Assalamualaikum Haqers, selamat menyambut Senin dengan penuh semangat. Supaya makin semangat kami ingin Haqers membaca tulisan di bawah agar niat untuk menghafal Alquran tak hilang begitu saja, kami harap tulisan di bawah mampu menginspirasi aamiin.
Saya mulai menghafal Alquran saat berumur 20 tahun, belum lama sejak saya memutuskan untuk mengenakan jilbab. Kebetulan rumah saya dekat dengan pondok pesantren tahfiz quran yang baru didirikan. Saat itu tahun ’95, menghafal Alquran bukanlah sesuatu yang bisa membanggakan, bahkan cenderung diremehkan. Untuk apa menghafal quran? Bisa apa setelahnya? Apa keuntungannya? Kalimat pembuka yang beliau tuturkan sore tadi saat aku berkunjung ke rumahnya yang sederhana di selatan Yogyakarta.
Senyum manis, keramahan dan kesahajaannya terlihat begitu mewah. Saya lahir di lingkungan tentara. Bapak seorang tentara biasa, yang terkadang satu bulan sekali baru pulang. Saya tidak punya riwayat mondok, sekolah saya dari SD sampai SMA adalah sekolah negeri. Karena pondok tahfiz itu memperbolehkan orang dari luar untuk ikut belajar di sana, maka saya ikut. Jangan dibayangkan ikut program itu hanya duduk manis kemudian menghafal. Tidak begitu.
Teman-temanku ada yang kuliah, ada yang bekerja, ada yang punya kewajiban membantu orang tuanya dan kegiatan yang lain. Begitu juga saya. Setiap hari kami diberi target menghafal satu halaman Alquran, disetorkan setiap selesai subuh. Kemudian kami pulang dan beraktivitas. Zuhur kami kembali untuk mengulang membaca. Setelah Asar kembali di murojaah (setoran dan mengulang kembali) hafalan dan membaca berulang-ulang ayat yang akan kami hafal untuk keesokan harinya. Begitu seterusnya. Kalau bersungguh-sungguh dan sabar, dalam waktu dua tahun akan selesai 30 juz. Kalau saya menghafal dua setengah tahun untuk selesai 30 juz. Saat sudah hafal 16 juz, saya merasa sangat jenuh dan malas mulai menyerang. Saya berhenti menghafal selama tiga bulan, saat itu saya hanya mengulang-ulang hafalan saya yang 16 juz itu. Setelah tiga bulan, saya melanjutkan kembali menghafal.

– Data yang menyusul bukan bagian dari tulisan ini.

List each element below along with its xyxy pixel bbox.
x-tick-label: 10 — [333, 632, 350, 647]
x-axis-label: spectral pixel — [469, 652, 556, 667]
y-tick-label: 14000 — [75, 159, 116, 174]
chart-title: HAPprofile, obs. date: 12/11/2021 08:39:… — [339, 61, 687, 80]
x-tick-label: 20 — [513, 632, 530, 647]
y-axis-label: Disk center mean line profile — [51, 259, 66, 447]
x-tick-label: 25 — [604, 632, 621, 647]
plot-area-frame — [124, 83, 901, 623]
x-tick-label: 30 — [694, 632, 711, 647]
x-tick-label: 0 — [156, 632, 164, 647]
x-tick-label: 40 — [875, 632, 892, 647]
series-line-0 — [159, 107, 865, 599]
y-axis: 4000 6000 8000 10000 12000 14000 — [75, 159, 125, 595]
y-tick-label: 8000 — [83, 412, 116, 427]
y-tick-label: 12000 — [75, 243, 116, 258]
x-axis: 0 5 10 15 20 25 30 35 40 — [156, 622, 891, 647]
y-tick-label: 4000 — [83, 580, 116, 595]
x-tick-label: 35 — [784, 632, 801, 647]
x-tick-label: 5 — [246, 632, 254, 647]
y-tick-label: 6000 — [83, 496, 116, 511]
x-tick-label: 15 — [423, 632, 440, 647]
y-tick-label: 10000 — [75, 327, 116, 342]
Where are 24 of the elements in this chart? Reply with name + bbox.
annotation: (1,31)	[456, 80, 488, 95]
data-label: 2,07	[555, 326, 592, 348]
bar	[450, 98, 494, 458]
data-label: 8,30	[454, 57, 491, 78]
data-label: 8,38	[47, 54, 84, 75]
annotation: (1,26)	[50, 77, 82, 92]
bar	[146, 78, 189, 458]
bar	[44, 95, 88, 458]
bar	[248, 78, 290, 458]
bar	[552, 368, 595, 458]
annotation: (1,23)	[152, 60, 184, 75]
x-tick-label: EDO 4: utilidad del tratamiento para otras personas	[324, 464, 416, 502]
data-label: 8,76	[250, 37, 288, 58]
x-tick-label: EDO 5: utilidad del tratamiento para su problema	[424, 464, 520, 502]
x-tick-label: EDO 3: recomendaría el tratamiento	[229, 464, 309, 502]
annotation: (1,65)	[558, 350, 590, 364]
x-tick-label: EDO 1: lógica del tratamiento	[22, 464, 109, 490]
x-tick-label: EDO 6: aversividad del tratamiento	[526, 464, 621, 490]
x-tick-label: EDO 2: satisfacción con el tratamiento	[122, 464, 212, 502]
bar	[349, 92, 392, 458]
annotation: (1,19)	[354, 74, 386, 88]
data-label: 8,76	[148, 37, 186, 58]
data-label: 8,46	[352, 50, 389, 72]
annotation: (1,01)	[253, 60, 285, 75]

Dan aku pun bertanya, “Apa motivasi terbesar ibu untuk menghafal quran saat itu? Umur 20 tahun itu rasanya begitu banyak godaan, apalagi untuk saya, Bu…” Apa ya? Saat itu, saya hanya penasaran dengan mbak yang dinikahi tetangga saya, yang akhirnya membuat pondok pesantren tahfiz itu. Beliau masih muda tapi hafal Alquran. Itu jugalah yang membuat tetangga saya menikahinya dan membawanya ke daerah kami. Dalam hati saya berkata, masa iya mbak itu bisa hafal Alquran saat muda, sementara saya tidak? Saya juga seharusnya bisa. Penasaran itulah yang membawa saya ke pondok itu, kemudian mengajukan diri untuk ikut menghafal quran. Selama menghafal, saya selalu muroja’ah dengan mbak itu. Ternyata penasaran saya terjawab, menghafal quran tidak sesulit yang dibayangkan. Kadang kita terlalu sering memberi pemakluman pada diri kita, meremehkan kemampuan kita, bahwa menghafal itu sulit, bahasa yang digunakan bukan bahasa kita, bacaan quran kita belum lancar, masih banyak pekerjaan lain, masih banyak hal negative yang lekat pada diri kita. Padahal tidak seperti itu.
Berinteraksi dengan quran, itu yang utama. Dilihat dan dibaca. Kalau hanya ada di angan-angan atau sekadar membaca tips agar bisa menghafal sementara Alquran tak pernah disentuh, mustahil akan menghafalnya. Bagaimana bisa mencintainya? Menjaga hafalan, itu yang paling berat.